How to Make the Most of an Exit
As you prepare to resign, don’t simply focus on protecting your current reputation. Embrace your resignation as an opportunity to expand your reputation, solidify your professional network, and prepare for the next step in your career.
- As you prepare to give your resignation, recall why you decided to explore the new opportunity in the first place. Having clarity on the factors driving your move will provide you the confidence needed to resign. Conversely, you may not have been looking but had an amazing opportunity land on your desk. Either way, be clear-headed about why you are departing when you announce your resignation. Also, remember that if your associates and partners were presented with a better opportunity, they wouldn’t hesitate to move on, too.
- Next, meet with the person to whom you report. Don’t resign on email or announce your departure to the entire team. A one-on-one conversation between you and your higher-up is always the best way to handle this type of announcement. If possible, meet with your higher-up early in the morning before the day’s chaos sets in.
- Until you’ve met with your higher up, keep your plans to yourself. No manager wants to hear about a direct report plotting an escape behind their back. If they do, any trust you’ve built up over the years may be broken, and broken trust is the fastest and surest way to mar an exit.

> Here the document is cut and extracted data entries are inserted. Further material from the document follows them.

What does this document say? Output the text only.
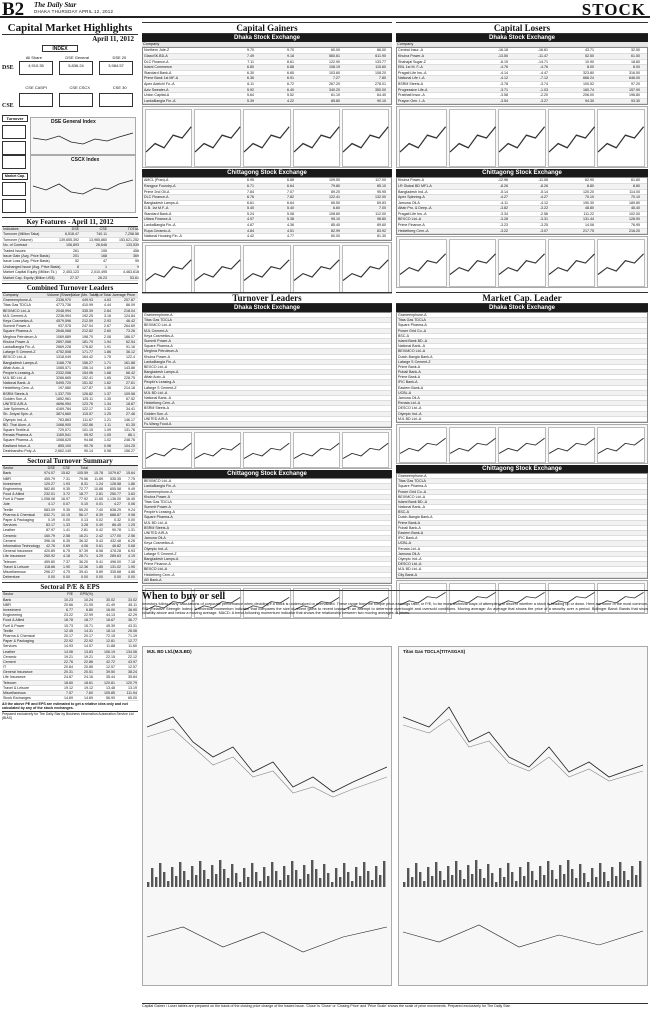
B2 The Daily Star
DHAKA THURSDAY APRIL 12, 2012	STOCK
Capital Market Highlights
April 11, 2012
INDEX
DSE
All Share	DSE General	DSE 20
4,910.35	5,836.24	3,984.57
CSE
CSE CASPI	CSE CSCX	CSE 30
Turnover
DSE General Index
Market Cap.
CSCX Index
Key Features - April 11, 2012
Indicators	DSE	CSE	TOTAL
Turnover (Million Taka)	6,518.47	740.11	7,258.58
Turnover (Volume)	139,655,392	13,965,860	153,621,252
No. of Contract	106,893	26,646	133,539
Traded Issues	261	195	456
Issue Gain (Avg. Price Basis)	201	168	369
Issue Loss (Avg. Price Basis)	52	47	99
Unchanged Issue (Avg. Price Basis)	8	1	9
Market Capital Equity (Million Tk.)	2,453,123	2,010,495	4,463,618
Market Cap. Equity (Billion US$)	27.37	26.23	53.61
Combined Turnover Leaders
Company	Volume (Share) Value (Mn. Taka)
% of Total Average Price
Grameenphone-A	2336,970	449.93	4.63	207.87
Titas Gas TDCLA	4773,736	410.99	4.44	86.09
BEXIMCO Ltd.-A	2048,994	335.39	2.84	218.04
MJL Cement-A	2236,994	192.25	3.16	124.84
Keya Cosmetics-A	4579,596	212.59	2.93	46.42
Summit Power-A	937,578	247.04	2.67	264.69
Square Pharma-A	2646,068	212.82	2.60	73.26
Meghna Petroleum-A	1069,889	198.70	2.08	186.07
Khulna Power-A	2897,068	181.79	1.94	62.54
LankaBangla Fin.-A	2669,228	176.82	1.91	91.16
Lafarge S Cement-Z	4752,508	171.77	1.86	36.12
BEXCO Ltd.-A	1318,049	164.42	1.75	122.4
Bangladesh Lamps-A	1168,778	156.27	1.71	161.88
Aftab Auto.-A	1085,571	156.14	1.69	143.86
People's Leasing-A	2332,058	154.96	1.68	66.42
MJL BD Ltd.-A	3266,665	152.41	1.65	228.75
National Bank.-A	5495,720	151.52	1.62	27.61
Heidelberg Cem.-A	197,580	127.87	1.38	214.18
BSRM Steels-A	1,337,700	126.82	1.37	109.58
Golden Son.-A	1852,961	125.11	1.35	67.52
UNITED AIR-A	4696,954	123.76	1.34	18.87
Jute Spinners-A	4169,784	122.17	1.32	34.41
Sh. Jiniyat Spin.-A	3874,660	115.57	1.25	27.46
Olympic Ind.-A	763,863	111.67	1.21	146.17
BD. Thai Alum.-A	1068,900	102.86	1.11	61.35
Square Textile-A	729,071	101.15	1.09	131.76
Renata Pharma-A	1169,541	95.92	1.05	86.1
Square Pharma.-A	1068,625	94.68	1.02	248.76
Eastland Insur.-A	855,100	90.76	0.98	104.25
Deshbandhu Poly.-A	2,662,140	90.14	0.98	156.27
Sectoral Turnover Summary
Sector	DSE	CSE	Total
Bank	974.07	15.62	105.59	15.78	1079.67	15.64
NBFI	455.79	7.31	79.56	11.89	535.35	7.75
Investment	120.27	1.93	8.31	1.24	128.58	1.86
Engineering	582.80	9.35	72.77	10.88	655.58	9.49
Food & Allied	232.01	3.72	18.77	2.81	250.77	3.63
Fuel & Power	1,058.08	16.97	77.92	11.65	1,136.00	16.45
Jute	4.17	0.07	0.10	0.01	4.27	0.06
Textile	583.09	9.35	55.20	7.40	638.29	9.24
Pharma & Chemical	632.71	10.15	56.17	8.39	688.87	9.98
Paper & Packaging	0.19	0.00	0.13	0.02	0.32	0.00
Services	83.17	1.33	3.28	0.49	86.45	1.25
Leather	87.97	1.41	2.81	0.42	90.78	1.31
Ceramic	160.79	2.58	16.21	2.42	177.00	2.56
Cement	396.16	6.35	36.32	5.43	432.48	6.26
Information Technology	42.76	0.69	4.06	0.61	46.82	0.68
General Insurance	420.89	6.75	57.39	8.58	478.28	6.93
Life Insurance	260.92	4.18	28.71	4.29	289.63	4.19
Telecom	459.80	7.37	36.20	5.41	496.00	7.18
Travel & Leisure	118.66	1.90	12.36	1.85	131.02	1.90
Miscellaneous	296.27	4.75	39.41	5.89	335.68	4.86
Debenture	0.00	0.00	0.00	0.00	0.00	0.00
Sectoral P/E & EPS
Sector	P/E	EPS(%)
Bank	10.23	10.24	30.02	33.02
NBFI	20.66	21.05	41.49	45.11
Investment	6.77	6.80	16.00	38.90
Engineering	23.22	22.99	44.13	42.29
Food & Allied	18.78	18.77	16.67	36.77
Fuel & Power	15.73	15.71	45.39	43.31
Textile	12.45	14.31	18.14	26.06
Pharma & Chemical	20.17	20.17	72.15	71.19
Paper & Packaging	22.92	22.92	12.81	12.77
Services	14.93	14.57	11.88	11.60
Leather	14.06	13.83	106.19	134.06
Ceramic	19.21	19.21	22.15	22.12
Cement	22.76	22.86	42.72	43.97
IT	20.84	20.85	12.57	12.57
General Insurance	20.31	20.51	39.50	38.24
Life Insurance	24.87	24.16	35.44	35.84
Telecom	18.60	18.61	120.81	120.79
Travel & Leisure	19.12	19.12	13.48	13.19
Miscellaneous	7.57	7.60	105.85	111.94
Stock Exchanges	14.69	14.69	56.90	65.00
All the above PE and EPS are estimated to get a relative idea only and not calculated by any of the stock exchanges.
Prepared exclusively for The Daily Star by Business Information Automation Service Ltd (BIAS)
Capital Gainers
Dhaka Stock Exchange
Company
Northern Jute-Z	9.70	9.70	60.00	66.00
GlaxoSK.BD-A	7.49	9.18	560.61	611.90
DLC Finance-A	7.11	8.61	122.90	133.77
Islami Commerce	6.80	6.88	108.19	115.60
Standard Bank-A	6.30	6.65	103.60	108.20
Prime Bank 1st MF-A	6.36	6.91	7.27	7.80
Apex Adelchi Fo.-A	6.11	6.72	267.20	278.01
Aziz Sweater-A	5.92	6.40	340.20	350.00
Union Capital-A	5.64	5.52	61.10	64.40
LankaBangla Fin.-A	5.39	4.22	85.80	90.10
Chittagong Stock Exchange
AMCL (Pran)-A	6.95	6.88	109.50	117.00
Rangpur Foundry-A	6.71	6.64	79.80	85.10
Prime 2nd Oil-A	7.84	7.07	89.20	95.95
DLC Finance-A	6.76	7.82	122.41	132.00
Bangladesh Lamps-A	6.61	6.64	65.50	69.83
G.B. 1st M.F.-A	5.40	5.40	6.60	7.00
Standard Bank-A	5.24	5.08	108.80	112.00
Uttara Finance-A	4.97	5.38	95.10	98.80
LankaBangla Fin.-A	4.87	4.36	85.40	89.60
Rupa Ceramic-A	4.84	4.51	82.99	83.92
National Housing Fin.-A	4.42	4.77	60.00	81.30
Capital Losers
Dhaka Stock Exchange
Company
Central Insur.-A	-16.18	-16.61	43.71	32.50
Khulna Power-A	-13.50	-11.47	52.50	61.50
Shahajal Sugar-Z	-6.19	-14.71	10.90	18.60
EBL 1st M. F.-A	-4.76	-4.76	8.00	8.00
Pragati Life Ins.-A	-4.14	-4.47	323.80	316.50
National Life I.-A	-4.12	-7.12	666.24	646.00
BSRM Steels-A	-3.78	-3.74	100.52	97.20
Progressive Life-A	-3.71	-1.03	160.74	157.90
Prabhati Insur.-A	-3.58	-2.20	206.00	196.80
Prayon Gen. I.-A	-3.54	-3.27	94.30	93.30
Chittagong Stock Exchange
Khulna Power-A	-12.96	-11.06	62.90	61.60
LR Global BD MF1-A	-8.26	-8.26	8.80	8.80
Bangladesh Ind.-A	-5.14	-5.14	120.20	114.00
Apex Spinning-A	-4.27	-4.27	70.10	70.10
Jamuna Oil-A	-4.11	-4.12	190.30	189.80
Aftab Pro. & Deep.-A	-3.82	-3.22	48.80	46.40
Pragati Life Ins.-A	-3.34	-2.56	111.22	102.00
BEXCO Ltd.-A	-3.28	-3.31	131.44	128.90
Prime Finance-A	-3.23	-3.25	14.06	76.95
Heidelberg Cem.-A	-3.22	-3.07	217.75	216.20
Turnover Leaders
Dhaka Stock Exchange
Grameenphone-A
Titas Gas TDCLA
BEXIMCO Ltd.-A
MJL Cement-A
Keya Cosmetics-A
Summit Power-A
Square Pharma-A
Meghna Petroleum-A
Khulna Power-A
LankaBangla Fin.-A
BEXCO Ltd.-A
Bangladesh Lamps-A
Aftab Auto.-A
People's Leasing-A
Lafarge S Cement-Z
MJL BD Ltd.-A
National Bank.-A
Heidelberg Cem.-A
BSRM Steels-A
Golden Son.-A
UNITED AIR-A
Fu-Wang Food-A
Chittagong Stock Exchange
BEXIMCO Ltd.-A
LankaBangla Fin.-A
Grameenphone-A
Khulna Power-A
Titas Gas TDCLA
Summit Power-A
People's Leasing-A
Square Pharma-A
MJL BD Ltd.-A
BSRM Steels-A
UNITED AIR-A
Jamuna Oil-A
Keya Cosmetics-A
Olympic Ind.-A
Lafarge S Cement-Z
Bangladesh Lamps-A
Prime Finance-A
BEXCO Ltd.-A
Heidelberg Cem.-A
AB Bank-A
Market Cap. Leader
Dhaka Stock Exchange
Grameenphone-A
Titas Gas TDCLA
Square Pharma-A
Power Grid Co.-A
BSC-A
Islami Bank BD.-A
National Bank.-A
BEXIMCO Ltd.-A
Dutch-Bangla Bank-A
Lafarge S Cement-Z
Prime Bank-A
Pubali Bank-A
Prime Bank-A
IFIC Bank-A
Eastern Bank-A
UCBL-A
Jamuna Oil-A
Renata Ltd.-A
DESCO Ltd.-A
Olympic Ind.-A
MJL BD Ltd.-A
Chittagong Stock Exchange
Grameenphone-A
Titas Gas TDCLA
Square Pharma-A
Power Grid Co.-A
BEXIMCO Ltd.-A
Islami Bank BD.-A
National Bank.-A
BSC-A
Dutch-Bangla Bank-A
Prime Bank-A
Pubali Bank-A
Eastern Bank-A
IFIC Bank-A
UCBL-A
Renata Ltd.-A
Jamuna Oil-A
Olympic Ind.-A
DESCO Ltd.-A
MJL BD Ltd.-A
City Bank-A
When to buy or sell
Investors follow many calculations of corporate performance when deciding if a stock is undervalued or overvalued. These range from the simple price-earnings ratio, or P/E, to far more technical ways of attempting to discern whether a stock is heading up or down. Here are some of the most common. RSI (Relative Strength Index): A technical momentum indicator that compares the size of recent gains to recent losses, in an attempt to determine overbought and oversold conditions. Moving average: An average that shows the price of a security over a period. Bollinger Band: Bands that show volatility above and below a moving average. MACD: A trend-following momentum indicator that shows the relationship between two moving averages of prices.
MJL BD Ltd.(MJLBD)	Titas Gas TDCLA(TITASGAS)
Capital Gainer / Loser tables are prepared on the basis of the closing price change of the traded issue. 'Close' is 'Close' or 'Closing Price' and 'Price Scale' shows the scale of price movements. Prepared exclusively for The Daily Star.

- Prepare for questions and different reactions to your departure. Your current employer may accept your decision to leave, and it may even seem indifferent. Others will have questions about your decision to depart. Some employers may even try to persuade you to stay. After all, your departure will create additional work and expenditures for them. Whatever the response, keep your answers to any questions short and sweet! Be honest while also staying positive. You have nothing to gain and everything to lose by trashing your current employer, colleagues, or workplace culture.
- Express gratitude to your higher-up, any mentors you’ve encountered, and the firm’s senior partners. For a variety of reasons, this is especially important if you arrived as an early career associate. When expressing gratitude, be as specific as possible but keep it brief. You don’t want to come across as obsequious. If your employer supported your training, be certain to express gratitude for the continuing education.
- Reduce the impact of your departure by offering to transition your current cases to another attorney or by writing a transition memo. This gesture will show that you care about your clients, partners, and associates and are committed to a seamless transition. Since you’ll need adequate time to transition your cases, give at least two weeks’ notice and longer if possible. Your team and higher-ups will be grateful.
- Keep nourishing your current network. It may be tempting to go out with a bang, but it is always better to keep the fireworks to yourself. Radical honesty, sarcasm, and boasts about your new position won’t serve you well. After all, your current colleagues will continue to work at the firm, and you’ll ultimately want to keep some of these colleagues in your network. For this reason, when preparing to depart, take the high ground. You may want to send out a brief and professional message to your current colleagues. This is a chance to express your gratitude to your coworkers. If you wish to stay in touch with specific colleagues, send a separate message.
If you take these steps, the impact could be significant. These steps send out a clear message that you’re a transparent, ethical, and gracious colleague, and this is precisely the impression one wants to leave as they depart. Finally, be thrilled about your new opportunity. While you may feel nervous about what lies ahead, trust your decision, and embrace the next chapter in your career.